Мигель де Сервантес - Хитроумный идальго Дон Кихот Ламанчский. Часть первая
Обзор книги Мигель де Сервантес - Хитроумный идальго Дон Кихот Ламанчский. Часть первая
Мигель де Сервантес Сааведра
«Хитроумный идальго Дон Кихот Ламанчский»
Часть первая
Посвящение герцогу Бехарскому
Маркизу Хибралеонскому, графу Беналькасарскому и Баньяресскому, виконту Алькосерскому, сеньору Капильясскому, Курьельскому и Бургильосскому
Ввиду того, что Вы, Ваша Светлость, принадлежа к числу вельмож, столь склонных поощрять изящные искусства, оказываете радушный и почетный прием всякого рода книгам, наипаче же таким, которые по своему благородству не унижаются до своекорыстного угождения черни, положил я выдать в свет Хитроумного идальго Дон Кихота Ламанчского под защитой достославного имени Вашей Светлости и ныне, с тою почтительностью, какую внушает мне Ваше величие, молю Вас принять его под милостивое свое покровительство, дабы, хотя и лишенный драгоценных украшений изящества и учености, обычно составляющих убранство произведений, выходящих из-под пера людей просвещенных, дерзнул он под сенью Вашей Светлости бесстрашно предстать на суд тех, кто, выходя за пределы собственного невежества, имеет обыкновение при разборе чужих трудов выносить не столько справедливый, сколько суровый приговор, — Вы же, Ваша Светлость, вперив очи мудрости своей в мои благие намерения, надеюсь, не отвергнете столь слабого изъявления нижайшей моей преданности.

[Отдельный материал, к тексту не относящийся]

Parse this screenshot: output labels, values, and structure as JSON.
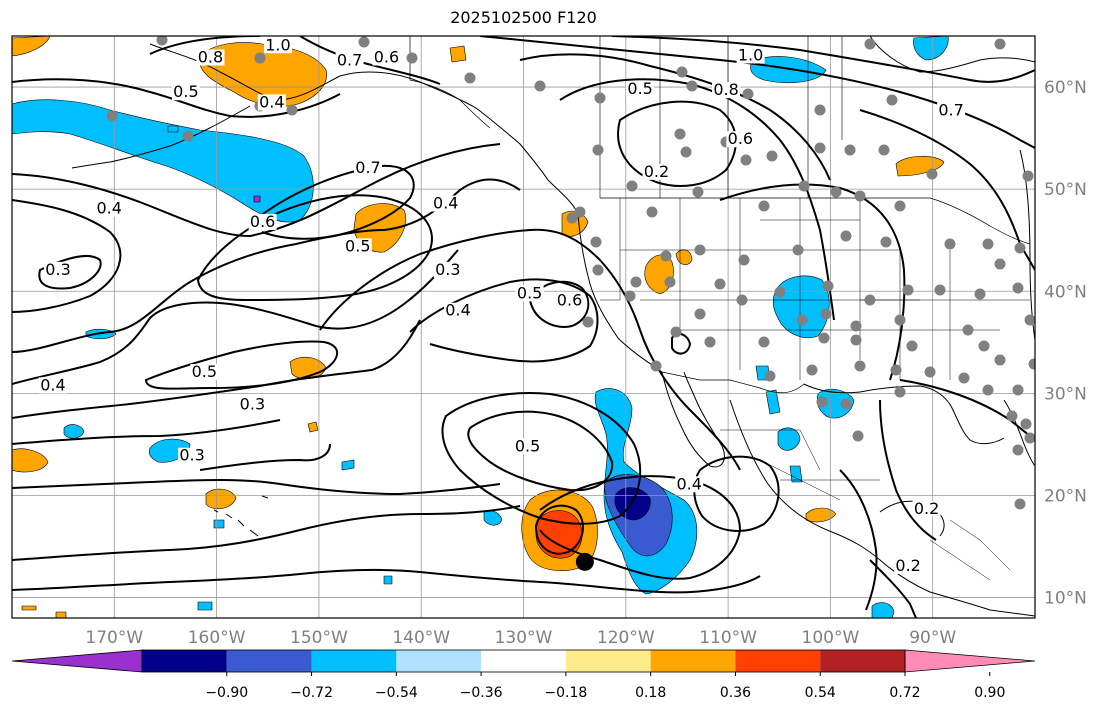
{
  "title": "2025102500 F120",
  "map": {
    "projection": "plate-carree",
    "lon_range": [
      -180,
      -80
    ],
    "lat_range": [
      8,
      65
    ],
    "lat_labels": [
      "60°N",
      "50°N",
      "40°N",
      "30°N",
      "20°N",
      "10°N"
    ],
    "lat_values": [
      60,
      50,
      40,
      30,
      20,
      10
    ],
    "lon_labels": [
      "170°W",
      "160°W",
      "150°W",
      "140°W",
      "130°W",
      "120°W",
      "110°W",
      "100°W",
      "90°W"
    ],
    "lon_values": [
      -170,
      -160,
      -150,
      -140,
      -130,
      -120,
      -110,
      -100,
      -90
    ],
    "grid": true,
    "station_marker_color": "#808080",
    "storm_center": {
      "lon": -124,
      "lat": 13.5,
      "color": "#000000"
    }
  },
  "colorbar": {
    "ticks": [
      "−0.90",
      "−0.72",
      "−0.54",
      "−0.36",
      "−0.18",
      "0.18",
      "0.36",
      "0.54",
      "0.72",
      "0.90"
    ],
    "colors": [
      "#9b30d0",
      "#00008b",
      "#3a5bcf",
      "#00bfff",
      "#b0e2ff",
      "#ffffff",
      "#ffeb8a",
      "#ffa500",
      "#ff4000",
      "#b22222",
      "#ff8cb4"
    ],
    "extend": "both"
  },
  "contour_labels": [
    {
      "text": "1.0",
      "lon": -154,
      "lat": 63.8
    },
    {
      "text": "0.8",
      "lon": -160.6,
      "lat": 62.6
    },
    {
      "text": "0.7",
      "lon": -147,
      "lat": 62.3
    },
    {
      "text": "0.6",
      "lon": -143.4,
      "lat": 62.6
    },
    {
      "text": "0.5",
      "lon": -163,
      "lat": 59.2
    },
    {
      "text": "0.4",
      "lon": -154.6,
      "lat": 58.2
    },
    {
      "text": "0.7",
      "lon": -145.2,
      "lat": 51.8
    },
    {
      "text": "0.6",
      "lon": -155.5,
      "lat": 46.5
    },
    {
      "text": "0.5",
      "lon": -146.2,
      "lat": 44.1
    },
    {
      "text": "0.4",
      "lon": -137.6,
      "lat": 48.3
    },
    {
      "text": "0.3",
      "lon": -137.4,
      "lat": 41.8
    },
    {
      "text": "0.4",
      "lon": -136.4,
      "lat": 37.8
    },
    {
      "text": "0.4",
      "lon": -170.5,
      "lat": 47.8
    },
    {
      "text": "0.3",
      "lon": -175.5,
      "lat": 41.8
    },
    {
      "text": "0.5",
      "lon": -129.4,
      "lat": 39.5
    },
    {
      "text": "0.6",
      "lon": -125.5,
      "lat": 38.8
    },
    {
      "text": "0.5",
      "lon": -161.2,
      "lat": 31.8
    },
    {
      "text": "0.4",
      "lon": -176,
      "lat": 30.5
    },
    {
      "text": "0.3",
      "lon": -156.5,
      "lat": 28.6
    },
    {
      "text": "0.3",
      "lon": -162.4,
      "lat": 23.6
    },
    {
      "text": "0.5",
      "lon": -129.6,
      "lat": 24.5
    },
    {
      "text": "0.4",
      "lon": -113.8,
      "lat": 20.8
    },
    {
      "text": "0.5",
      "lon": -118.6,
      "lat": 59.5
    },
    {
      "text": "0.8",
      "lon": -110.2,
      "lat": 59.4
    },
    {
      "text": "1.0",
      "lon": -107.8,
      "lat": 62.8
    },
    {
      "text": "0.6",
      "lon": -108.8,
      "lat": 54.6
    },
    {
      "text": "0.7",
      "lon": -88.2,
      "lat": 57.4
    },
    {
      "text": "0.2",
      "lon": -117,
      "lat": 51.4
    },
    {
      "text": "0.2",
      "lon": -90.6,
      "lat": 18.4
    },
    {
      "text": "0.2",
      "lon": -92.4,
      "lat": 12.8
    }
  ]
}
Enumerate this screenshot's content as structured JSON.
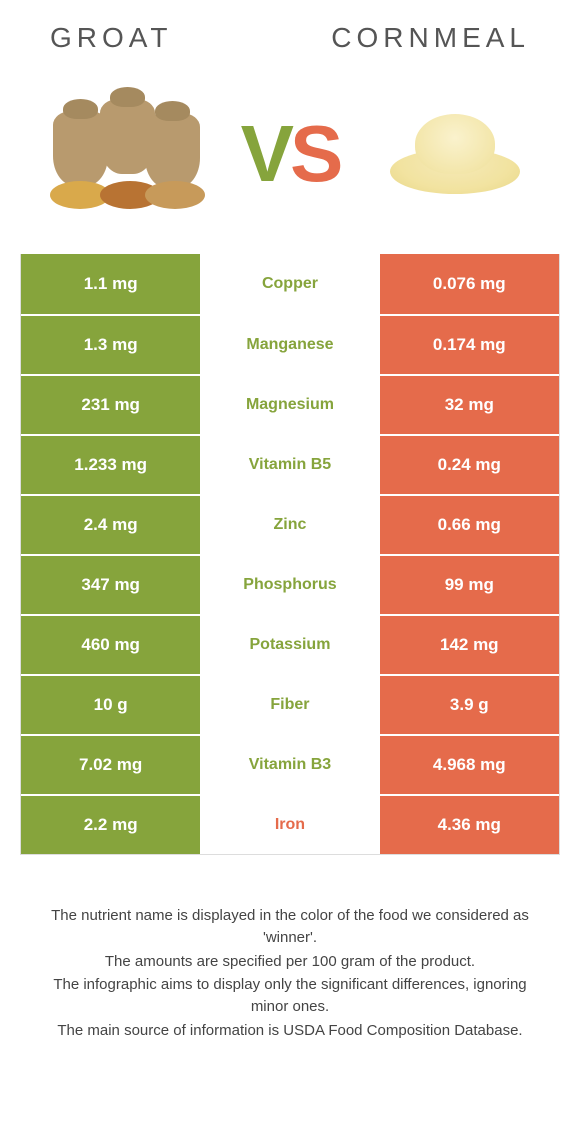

Мигель де Сервантес Сааведра
Пролог
Досужий читатель! Ты и без клятвы можешь поверить, как хотелось бы мне, чтобы эта книга, плод моего разумения, являла собою верх красоты, изящества и глубокомыслия. Но отменить закон природы, согласно которому всякое живое существо порождает себе подобное, не в моей власти. А когда так, то что же иное мог породить в темнице[1] бесплодный мой и неразвитый ум, если не повесть о костлявом, тощем, взбалмошном сыне, полном самых неожиданных мыслей, доселе никому не приходивших в голову, — словом, о таком, какого только и можно было породить в темнице, местопребывании всякого рода помех, обиталище одних лишь унылых звуков. Тихий уголок, покой, приветные долины, безоблачные небеса, журчащие ручьи, умиротворенный дух — вот что способно оплодотворить самую бесплодную музу и благодаря чему ее потомство, едва появившись на свет, преисполняет его восторгом и удивлением. Случается иной раз, что у кого-нибудь родится безобразный и нескладный сын, однако же любовь спешит наложить повязку на глаза отца, и он не только не замечает его недостатков, но, напротив того, в самых этих недостатках находит нечто остроумное и привлекательное и в разговоре с друзьями выдает их за образец сметливости и грации. Я же только считаюсь отцом Дон Кихота, — на самом деле я его отчим, и я не собираюсь идти проторенной дорогой и, как это делают иные, почти со слезами на глазах умолять тебя, дражайший читатель, простить моему детищу его недостатки или же посмотреть на них сквозь пальцы: ведь ты ему не родня и не друг, в твоем теле есть душа, воля у тебя столь же свободна, как у всякого многоопытного мужа, у себя дома ты так же властен распоряжаться, как король властен установить любой налог, и тебе должна быть известна поговорка: «Дай накроюсь моим плащом — тогда я расправлюсь и с королем». Все это избавляет тебя от необходимости льстить моему герою и освобождает от каких бы то ни было обязательств, — следственно, ты можешь говорить об этой истории все, что тебе вздумается, не боясь, что тебя осудят, если ты станешь хулить ее, или же наградят, если похвалишь.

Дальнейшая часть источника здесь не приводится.